Adam Smith’s Invisible Hand
Although it might not be immediately obvious to you, the law of supply and demand implies one of the most important functions of money. Everyone knows money serves as a store of value and as a medium of exchange. But just as important is the role it plays in transmitting signals to producers as to what should (or should not) be produced and in what quantities.  In other words, the signals transmitted to producers by the various prices of different goods informs the producers what the demand curves are. That is, it tells producers how much consumers are willing to buy at what price. Similarly, prices tell a consumer the relative costs of producing goods that he will have to reimburse in order to consume or possess any particular good. This includes the particular cost for reimbursing the entrepreneur for his time and labor in marshaling together all the factors required to produce and bring to market the good. This part of the total costs is usually called the producer’s profit.

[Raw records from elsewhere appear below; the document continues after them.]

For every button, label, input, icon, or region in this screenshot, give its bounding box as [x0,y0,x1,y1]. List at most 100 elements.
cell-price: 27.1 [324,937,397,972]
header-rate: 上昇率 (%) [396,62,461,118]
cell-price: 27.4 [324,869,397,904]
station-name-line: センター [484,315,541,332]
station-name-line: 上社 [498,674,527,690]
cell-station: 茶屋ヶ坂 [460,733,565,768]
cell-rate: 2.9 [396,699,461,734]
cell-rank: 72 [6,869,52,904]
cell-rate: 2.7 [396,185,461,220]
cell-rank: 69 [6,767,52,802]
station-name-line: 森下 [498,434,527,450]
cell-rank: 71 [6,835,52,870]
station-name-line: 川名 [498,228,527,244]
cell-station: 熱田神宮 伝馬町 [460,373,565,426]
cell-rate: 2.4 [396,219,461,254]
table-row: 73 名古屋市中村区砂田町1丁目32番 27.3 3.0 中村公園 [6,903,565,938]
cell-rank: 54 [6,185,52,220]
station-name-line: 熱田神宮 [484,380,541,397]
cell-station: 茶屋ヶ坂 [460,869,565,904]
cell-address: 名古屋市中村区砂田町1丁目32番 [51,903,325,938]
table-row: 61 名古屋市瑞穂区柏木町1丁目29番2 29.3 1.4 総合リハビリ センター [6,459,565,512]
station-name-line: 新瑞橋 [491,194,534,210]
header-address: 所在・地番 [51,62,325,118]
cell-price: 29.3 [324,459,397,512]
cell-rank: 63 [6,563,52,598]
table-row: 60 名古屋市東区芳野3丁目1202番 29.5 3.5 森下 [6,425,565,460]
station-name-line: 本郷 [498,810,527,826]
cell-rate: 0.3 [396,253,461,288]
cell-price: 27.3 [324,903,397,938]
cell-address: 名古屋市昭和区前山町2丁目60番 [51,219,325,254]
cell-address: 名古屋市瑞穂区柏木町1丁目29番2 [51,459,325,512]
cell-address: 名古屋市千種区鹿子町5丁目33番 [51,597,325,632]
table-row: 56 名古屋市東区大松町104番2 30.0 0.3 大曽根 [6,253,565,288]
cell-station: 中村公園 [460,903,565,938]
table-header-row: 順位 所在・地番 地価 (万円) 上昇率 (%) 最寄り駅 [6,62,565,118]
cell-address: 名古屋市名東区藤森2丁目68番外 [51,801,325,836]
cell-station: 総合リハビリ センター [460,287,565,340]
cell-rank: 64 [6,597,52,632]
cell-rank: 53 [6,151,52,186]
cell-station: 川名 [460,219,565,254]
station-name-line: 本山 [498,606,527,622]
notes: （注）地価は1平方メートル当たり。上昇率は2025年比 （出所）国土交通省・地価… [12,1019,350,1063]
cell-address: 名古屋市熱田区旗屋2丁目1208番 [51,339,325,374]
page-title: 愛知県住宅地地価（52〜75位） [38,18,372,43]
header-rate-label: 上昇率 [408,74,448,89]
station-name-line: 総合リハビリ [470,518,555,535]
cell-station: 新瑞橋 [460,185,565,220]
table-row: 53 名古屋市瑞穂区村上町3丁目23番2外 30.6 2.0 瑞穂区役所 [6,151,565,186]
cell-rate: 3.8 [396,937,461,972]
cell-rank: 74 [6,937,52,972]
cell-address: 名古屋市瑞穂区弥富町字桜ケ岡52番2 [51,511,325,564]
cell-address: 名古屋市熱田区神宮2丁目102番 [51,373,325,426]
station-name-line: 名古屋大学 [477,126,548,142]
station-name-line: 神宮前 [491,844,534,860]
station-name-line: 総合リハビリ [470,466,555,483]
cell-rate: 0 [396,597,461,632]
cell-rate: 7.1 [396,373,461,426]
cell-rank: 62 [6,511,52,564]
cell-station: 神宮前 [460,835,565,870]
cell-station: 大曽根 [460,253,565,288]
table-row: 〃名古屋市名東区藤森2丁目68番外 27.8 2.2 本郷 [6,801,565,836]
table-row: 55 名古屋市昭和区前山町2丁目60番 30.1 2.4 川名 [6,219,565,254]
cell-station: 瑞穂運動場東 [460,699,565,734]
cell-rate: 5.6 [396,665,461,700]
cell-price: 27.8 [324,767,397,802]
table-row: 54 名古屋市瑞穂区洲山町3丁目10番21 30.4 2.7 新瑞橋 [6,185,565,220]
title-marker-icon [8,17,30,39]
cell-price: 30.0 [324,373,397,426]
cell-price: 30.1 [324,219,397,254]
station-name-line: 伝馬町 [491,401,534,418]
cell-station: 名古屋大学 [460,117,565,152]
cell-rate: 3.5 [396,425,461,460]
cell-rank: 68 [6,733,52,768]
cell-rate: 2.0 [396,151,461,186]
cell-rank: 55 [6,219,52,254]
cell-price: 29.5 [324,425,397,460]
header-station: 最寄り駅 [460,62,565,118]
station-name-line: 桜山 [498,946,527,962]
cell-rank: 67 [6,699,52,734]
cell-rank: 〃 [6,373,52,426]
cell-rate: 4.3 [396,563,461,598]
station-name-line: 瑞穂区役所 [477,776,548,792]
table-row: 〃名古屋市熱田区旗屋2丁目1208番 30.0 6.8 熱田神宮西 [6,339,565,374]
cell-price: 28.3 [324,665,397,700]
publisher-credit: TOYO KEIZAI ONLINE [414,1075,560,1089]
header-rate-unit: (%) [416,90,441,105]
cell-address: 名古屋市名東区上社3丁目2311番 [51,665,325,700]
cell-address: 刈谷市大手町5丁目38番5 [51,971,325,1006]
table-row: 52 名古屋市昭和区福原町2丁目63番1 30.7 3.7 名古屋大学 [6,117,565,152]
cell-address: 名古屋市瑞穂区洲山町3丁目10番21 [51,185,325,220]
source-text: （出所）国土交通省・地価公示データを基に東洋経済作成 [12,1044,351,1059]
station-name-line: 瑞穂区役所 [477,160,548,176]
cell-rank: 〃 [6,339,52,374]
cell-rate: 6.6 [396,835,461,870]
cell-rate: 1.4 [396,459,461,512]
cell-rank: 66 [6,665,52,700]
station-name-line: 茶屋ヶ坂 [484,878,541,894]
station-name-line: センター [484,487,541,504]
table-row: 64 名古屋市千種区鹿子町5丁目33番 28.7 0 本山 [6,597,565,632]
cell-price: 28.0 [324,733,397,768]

The price information tells the consumers what the supply curves are; i.e. how much a producer will sell at what price, Then, the individual consumer can decide how much of the good he would be willing to buy at any particular price.
One of the most famous quotes from Adam Smith’s Wealth of Nations is the following from Book I , Chapter II.
It is not from the benevolence of the butcher, the brewer, or the baker, that we expect our dinner, but from their regard to their own interest. We address ourselves, not to their humanity but to their self-love, and never talk to them of our own necessities but of their advantages.
Also in Book IV, Chapter II he writes
But the annual revenue of every society is always precisely equal to the exchangeable value of the whole annual produce of its industry, or rather is precisely the same thing with that exchangeable value. As every individual, therefore, endeavours as much as he can, both to employ his capital in the support of domestic industry, and so to direct that industry that its produce maybe of the greatest value; every individual necessarily labours to render the annual revenue of the society as great as he can. He generally, indeed, neither intends to promote the public interest, nor knows how much he is promoting it. By preferring the support of domestic to that of foreign industry, he intends only his own security; and by directing that industry in such a manner as its produce may be of the greatest value, he intends only his own gain; and he is in this, as in many other cases, led by an invisible hand to promote an end which was no part of his intention. Nor is it always the worse for the society that it was no part of it. By pursuing his own interest, he frequently promotes that of the society more effectually than when he really intends to promote it.
The emphasis in the second quote is mine. The language of 1776 is perhaps a bit turgid,  but if you consider both of these quotes carefully you will discover this basic notion. A producer’s most basic motivation is to maximize his profits. But in doing so, he meets society’s needs and promotes its well-being. How does this happen? What is that invisible hand that leads him? What is the invisible hand that leads a consumer to decide which and how many goods to buy? That invisible hand is the price mechanism of a free market that leads both the producer and the consumer to find the equilibrium price point for each of the goods and services in society’s economy.
All of these considerations presuppose a perfectly free market. This is because only a market where no producer is coerced into selling a given number of goods at a given price, and no consumer is coerced into buying can find the good’s equilibrium price. The equilibrium price point is a balance between the needs of the producer and the needs of the consumer. If the needs of the producer are not met by receiving required sale revenues, he will not supply the number of goods needed by the consumer. If the needs of the consumer are not met, he will not buy all the goods produced, and a surplus with all of its costs is created. These needs are not necessarily knowable by a government that tries to fix the quantity and prices of goods. They are made knowable by the free interaction between producers and consumers.
The problem of finding the equilibrium price point is clearly a serious  impediment for a state attempting central planning of the economy. It is often called the economic calculation problem. During the 1930s and 1940s, a Polish diplomat and socialist economist by the name of Oskar Lange developed an idea called market socialism to solve this problem. A socialist government would simulate a free market by first setting  prices of goods by fiat, and then raising or lowering the price depending on whether a surplus or shortage was created. Unfortunately for the nations of the Soviet empire, this approach did not work. (See here and here and here and here.) Part of the reason for failure may be due to the slower reaction time of a bureaucratic committee setting prices compared to the near instantaneous speed that free market prices signal changes to producers and consumers alike. This is especially true today in a world interconnected with the world wide web. Yet another problem of market socialism is that prices of many different goods are interconnected in a complex pattern. Finding the optimum state of a many variable system is a very, very hard problem.